Pendant ce temps, l’Europe reste étrangement passive. L’argument commun selon lequel l’euro est déjà facilement maniable via les infrastructures bancaires traditionnelles comme SEPA manque l’enjeu crucial : l’infrastructure financière mondiale est en cours de reconstruction autour de systèmes basés sur la blockchain, fonctionnant 24/7 avec des fonctionnalités programmables que la banque traditionnelle ne peut égaler. L’Europe a établi un cadre réglementaire avec MiCA (Markets in Crypto-Assets), mais la réglementation seule ne suffit pas.

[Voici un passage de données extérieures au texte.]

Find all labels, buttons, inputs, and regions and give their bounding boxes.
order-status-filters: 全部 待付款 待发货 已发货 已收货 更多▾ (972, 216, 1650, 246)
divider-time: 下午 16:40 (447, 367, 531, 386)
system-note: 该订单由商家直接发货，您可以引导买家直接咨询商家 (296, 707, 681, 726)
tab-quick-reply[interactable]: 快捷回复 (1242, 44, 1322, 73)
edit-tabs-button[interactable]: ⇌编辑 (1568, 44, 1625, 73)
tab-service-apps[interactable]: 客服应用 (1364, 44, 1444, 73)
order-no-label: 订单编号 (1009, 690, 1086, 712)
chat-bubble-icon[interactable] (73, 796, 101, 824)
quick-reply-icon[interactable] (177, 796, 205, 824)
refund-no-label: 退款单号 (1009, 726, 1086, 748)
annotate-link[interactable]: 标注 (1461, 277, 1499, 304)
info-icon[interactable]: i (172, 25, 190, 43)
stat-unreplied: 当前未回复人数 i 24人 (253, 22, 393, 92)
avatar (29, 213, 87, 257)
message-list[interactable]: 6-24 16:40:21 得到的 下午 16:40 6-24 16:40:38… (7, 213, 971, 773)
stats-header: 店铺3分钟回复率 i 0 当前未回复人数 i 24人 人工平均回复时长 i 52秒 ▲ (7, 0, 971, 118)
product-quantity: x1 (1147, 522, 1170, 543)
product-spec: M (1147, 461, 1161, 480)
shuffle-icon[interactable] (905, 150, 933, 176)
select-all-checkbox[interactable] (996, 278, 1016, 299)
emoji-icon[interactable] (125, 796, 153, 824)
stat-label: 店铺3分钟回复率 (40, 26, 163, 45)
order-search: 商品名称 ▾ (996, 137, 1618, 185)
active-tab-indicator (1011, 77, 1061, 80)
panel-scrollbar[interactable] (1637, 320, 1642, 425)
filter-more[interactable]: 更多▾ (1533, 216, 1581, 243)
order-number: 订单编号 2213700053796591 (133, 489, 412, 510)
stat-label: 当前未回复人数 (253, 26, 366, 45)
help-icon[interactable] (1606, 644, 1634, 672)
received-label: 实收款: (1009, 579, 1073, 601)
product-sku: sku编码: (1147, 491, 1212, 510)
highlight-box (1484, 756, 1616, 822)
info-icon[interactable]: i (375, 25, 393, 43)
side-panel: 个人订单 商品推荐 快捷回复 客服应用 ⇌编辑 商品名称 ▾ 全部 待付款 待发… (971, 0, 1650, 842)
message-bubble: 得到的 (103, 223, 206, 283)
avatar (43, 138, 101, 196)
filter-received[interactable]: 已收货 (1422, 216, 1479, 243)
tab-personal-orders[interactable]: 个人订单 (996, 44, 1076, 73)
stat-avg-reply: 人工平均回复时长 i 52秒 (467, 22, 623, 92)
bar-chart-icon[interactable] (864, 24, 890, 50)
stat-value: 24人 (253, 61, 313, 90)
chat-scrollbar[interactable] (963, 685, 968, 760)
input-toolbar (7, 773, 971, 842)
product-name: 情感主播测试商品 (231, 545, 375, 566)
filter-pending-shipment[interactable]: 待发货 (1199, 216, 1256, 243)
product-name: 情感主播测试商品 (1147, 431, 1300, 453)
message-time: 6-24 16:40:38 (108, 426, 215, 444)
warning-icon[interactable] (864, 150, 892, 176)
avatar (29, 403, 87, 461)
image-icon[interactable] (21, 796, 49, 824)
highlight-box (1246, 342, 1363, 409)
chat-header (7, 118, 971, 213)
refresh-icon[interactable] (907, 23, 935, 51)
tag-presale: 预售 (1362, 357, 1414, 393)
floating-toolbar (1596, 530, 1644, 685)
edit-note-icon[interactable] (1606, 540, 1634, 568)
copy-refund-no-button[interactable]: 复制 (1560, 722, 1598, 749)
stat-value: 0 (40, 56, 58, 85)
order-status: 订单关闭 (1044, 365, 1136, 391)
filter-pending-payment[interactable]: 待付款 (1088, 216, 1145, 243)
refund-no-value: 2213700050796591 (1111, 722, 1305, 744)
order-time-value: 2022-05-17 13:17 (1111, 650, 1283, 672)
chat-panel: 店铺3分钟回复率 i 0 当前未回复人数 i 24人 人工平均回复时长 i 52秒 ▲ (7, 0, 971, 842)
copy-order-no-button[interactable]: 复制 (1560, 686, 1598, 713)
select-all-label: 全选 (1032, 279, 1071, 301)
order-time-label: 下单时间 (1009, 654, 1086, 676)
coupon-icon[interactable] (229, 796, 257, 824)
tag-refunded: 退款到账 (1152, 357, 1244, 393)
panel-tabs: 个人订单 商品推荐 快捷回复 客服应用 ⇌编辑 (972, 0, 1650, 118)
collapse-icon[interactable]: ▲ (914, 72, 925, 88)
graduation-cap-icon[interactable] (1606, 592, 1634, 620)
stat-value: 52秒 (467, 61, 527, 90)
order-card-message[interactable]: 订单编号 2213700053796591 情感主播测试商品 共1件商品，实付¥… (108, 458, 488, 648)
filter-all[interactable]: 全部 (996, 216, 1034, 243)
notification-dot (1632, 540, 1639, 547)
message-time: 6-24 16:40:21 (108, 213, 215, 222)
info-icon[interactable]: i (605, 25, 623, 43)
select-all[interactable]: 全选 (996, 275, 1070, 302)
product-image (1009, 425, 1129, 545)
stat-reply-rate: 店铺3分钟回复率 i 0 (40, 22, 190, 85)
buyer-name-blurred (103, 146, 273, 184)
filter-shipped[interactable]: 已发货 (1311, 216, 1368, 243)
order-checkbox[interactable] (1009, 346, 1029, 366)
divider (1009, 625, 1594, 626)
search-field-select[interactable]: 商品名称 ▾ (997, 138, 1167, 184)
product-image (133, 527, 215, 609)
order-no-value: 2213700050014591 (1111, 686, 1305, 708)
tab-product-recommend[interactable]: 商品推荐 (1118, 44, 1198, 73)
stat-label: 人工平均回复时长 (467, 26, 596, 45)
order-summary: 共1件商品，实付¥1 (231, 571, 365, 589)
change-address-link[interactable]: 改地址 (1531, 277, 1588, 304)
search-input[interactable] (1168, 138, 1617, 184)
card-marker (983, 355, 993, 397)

Pire, les règles de MiCA créent des désavantages structurels pour les émetteurs européens. Les exigences en matière de composition des réserves, obligeant à détenir 60% du montant en dépôts bancaires à faible rendement, engendrent un manque à gagner annuel de 30 à 40 millions d’euros par milliard d’euros émis, par rapport aux concurrents américains qui investissent dans des instruments à haut rendement. Ce n’est pas de la prudence, c’est une auto-mutilation stratégique.
Si les stablecoins sont l’avenir, la question de la souveraineté monétaire est centrale : est-il acceptable que seuls des acteurs américains ou chinois émettent des stablecoins libellés en euros ?
L’Europe doit impérativement adopter une approche offensive plutôt que de jouer une défense passive. Le chemin passe par la reconnaissance du fait que le nouveau système monétaire nécessite la complémentarité entre les monnaies numériques de banque centrale (MNBC) de gros et les stablecoins privés.
La Banque centrale européenne (BCE), en particulier, doit sortir de sa vision de concurrence avec les stablecoins pour se concentrer sur son rôle d’infrastructure essentielle. Les banques européennes devraient s’unir pour créer un consortium de stablecoins paneuropéen – un modèle qui pourrait s’inspirer du succès d’Amadeus dans l’aérien – afin d’atteindre l’échelle et la crédibilité nécessaires pour rivaliser avec les géants des stablecoins Circle et Tether.
Une autre voie prometteuse réside dans le secteur du commerce de détail. Les grands détaillants pourraient lancer des jetons de marque adossés à l’euro. En offrant des remises ou des avantages aux clients utilisant ces jetons, ils résoudraient les problèmes d’adoption de manière invisible tout en réalisant des économies substantielles sur les frais de cartes de crédit. L’adoption se ferait par la liquidité et la demande, et non par la sophistication technologique.
L’instabilité croissante des actifs américains – la dette publique américaine atteint 122% du PIB et le dollar s’affaiblit – crée une fenêtre d’opportunité pour l’euro. L’euro, conçu comme le plus grand projet de paix monétaire de l’histoire, pourrait utiliser les stablecoins pour compenser la fragmentation de ses marchés obligataires et introduire la flexibilité que l’intégration politique n’a pas réussi à fournir.
Le choix est clair : développer une infrastructure numérique robuste pour l’euro, ou accepter un rôle diminué dans l’économie de demain. Le temps de la délibération est terminé ; c’est le moment d’agir.